The bathroom is finished. Hallelujah. Done. I will start finishing up small details in the rest of the house. Tony said he would come back, when I am ready for him, and hang drapes.
I went over to my old house and cut off some dried brown okra pods, and collected the seeds for next year. Ann went with me to get some for her son. It is a good feeling to collect seed that came from my father's garden from many years ago. Probably 10th or 11th generation of those seeds. Life continues. My dad's okra seeds will be passed down to other generations. That is a good feeling.
I was flipping channels last night and an episode on Nova caught my eye. It was on the recovery of the remains of pilots from WW2 who were lost over water. I shouldn't have watched it. It was horribly sad, and close to my heart. I have such a deep emotion for those who have served our country in the military. Especially those who have come under enemy fire.
For me, the hard part of a program like that is seeing the faces of those men in uniform--taken before they went into combat. So young. So determined. Their lives cut short and lost in some strange place. Far from American soil. It is such a great tragedy.

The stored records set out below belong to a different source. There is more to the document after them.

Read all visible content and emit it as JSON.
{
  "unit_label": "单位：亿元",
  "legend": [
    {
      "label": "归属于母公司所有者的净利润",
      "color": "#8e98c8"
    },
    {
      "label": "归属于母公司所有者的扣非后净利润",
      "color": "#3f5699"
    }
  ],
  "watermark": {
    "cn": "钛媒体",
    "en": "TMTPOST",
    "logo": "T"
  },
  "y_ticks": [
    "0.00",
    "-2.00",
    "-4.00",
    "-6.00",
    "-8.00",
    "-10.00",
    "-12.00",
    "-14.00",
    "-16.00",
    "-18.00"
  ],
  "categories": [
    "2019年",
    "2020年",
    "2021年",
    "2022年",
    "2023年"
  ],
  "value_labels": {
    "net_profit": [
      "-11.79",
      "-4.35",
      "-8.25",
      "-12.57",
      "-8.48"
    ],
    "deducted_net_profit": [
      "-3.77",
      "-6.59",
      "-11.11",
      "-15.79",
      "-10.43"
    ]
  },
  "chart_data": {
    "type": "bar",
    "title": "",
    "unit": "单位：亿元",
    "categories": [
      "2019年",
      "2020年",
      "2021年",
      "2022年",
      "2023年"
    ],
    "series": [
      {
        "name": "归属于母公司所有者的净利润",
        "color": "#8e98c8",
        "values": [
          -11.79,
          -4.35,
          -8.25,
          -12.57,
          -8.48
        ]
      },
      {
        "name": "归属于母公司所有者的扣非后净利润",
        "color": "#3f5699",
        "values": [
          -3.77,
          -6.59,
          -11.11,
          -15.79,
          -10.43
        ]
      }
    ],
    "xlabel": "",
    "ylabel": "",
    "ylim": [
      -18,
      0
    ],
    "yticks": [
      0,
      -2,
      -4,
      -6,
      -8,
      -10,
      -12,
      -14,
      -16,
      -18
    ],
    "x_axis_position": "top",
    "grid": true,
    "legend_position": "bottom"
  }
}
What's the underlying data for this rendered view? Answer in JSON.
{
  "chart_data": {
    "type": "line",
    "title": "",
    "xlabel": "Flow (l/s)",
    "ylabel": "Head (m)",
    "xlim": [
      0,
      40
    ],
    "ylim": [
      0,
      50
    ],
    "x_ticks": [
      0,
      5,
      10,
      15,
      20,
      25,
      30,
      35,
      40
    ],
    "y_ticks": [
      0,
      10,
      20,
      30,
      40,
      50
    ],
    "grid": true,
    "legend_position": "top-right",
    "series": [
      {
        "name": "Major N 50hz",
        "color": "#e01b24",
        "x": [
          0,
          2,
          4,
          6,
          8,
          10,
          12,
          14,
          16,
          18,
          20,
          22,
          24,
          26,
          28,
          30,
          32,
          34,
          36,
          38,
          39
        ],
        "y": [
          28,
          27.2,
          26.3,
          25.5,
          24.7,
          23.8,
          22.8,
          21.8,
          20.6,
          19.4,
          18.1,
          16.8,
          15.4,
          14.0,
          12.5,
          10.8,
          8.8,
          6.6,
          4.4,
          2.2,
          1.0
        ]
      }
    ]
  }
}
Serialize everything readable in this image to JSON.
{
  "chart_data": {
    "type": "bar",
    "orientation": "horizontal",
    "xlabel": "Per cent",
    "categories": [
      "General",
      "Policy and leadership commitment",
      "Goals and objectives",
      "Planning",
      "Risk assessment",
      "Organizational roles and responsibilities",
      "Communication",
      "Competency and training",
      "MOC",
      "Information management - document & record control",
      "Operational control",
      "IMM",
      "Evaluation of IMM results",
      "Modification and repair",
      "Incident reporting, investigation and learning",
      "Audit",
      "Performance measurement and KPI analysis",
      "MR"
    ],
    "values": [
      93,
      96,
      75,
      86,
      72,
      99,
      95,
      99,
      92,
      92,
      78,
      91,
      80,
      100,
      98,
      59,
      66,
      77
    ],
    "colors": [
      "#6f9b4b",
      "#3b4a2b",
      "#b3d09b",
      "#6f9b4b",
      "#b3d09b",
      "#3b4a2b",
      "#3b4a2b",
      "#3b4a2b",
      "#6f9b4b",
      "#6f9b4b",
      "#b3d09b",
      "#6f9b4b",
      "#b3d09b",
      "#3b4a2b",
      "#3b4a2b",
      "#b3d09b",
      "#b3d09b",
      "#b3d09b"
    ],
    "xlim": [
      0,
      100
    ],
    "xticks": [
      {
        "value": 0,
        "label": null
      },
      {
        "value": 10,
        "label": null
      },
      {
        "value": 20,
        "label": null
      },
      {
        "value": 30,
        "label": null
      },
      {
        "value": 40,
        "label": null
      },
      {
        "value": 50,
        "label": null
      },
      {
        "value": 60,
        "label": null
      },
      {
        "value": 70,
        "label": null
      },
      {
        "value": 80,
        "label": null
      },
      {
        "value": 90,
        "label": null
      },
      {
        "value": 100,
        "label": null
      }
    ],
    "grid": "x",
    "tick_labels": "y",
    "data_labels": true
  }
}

Of course, for me, programs like that hit too close to home. My husband and both of my sons served in the military during war. When I think of that, I get a catch in my throat. I know the stress and anxiety that comes with waiting. Waiting. Not knowing. Fearful, but resigned. You have no idea whether or not they will come home to you. Or how they will come home to you. Or if.
I carry a key chain with a picture of Ken on it. He is twenty-two or twenty-three years old and is sitting in a Corsair, getting ready to take off on a mission in Korea. He has a one thousand-yard stare, looking into nothing, not knowing what will happen after he takes off. He is so young. He is one of the ones who lived to come home. Thank God.
But for every warrior that comes home, there are dozens who don't. I have lived on the reverse side of war for three of my men. The waiting side. My heart breaks for those who waited, and who never found out what happened. And for those who did.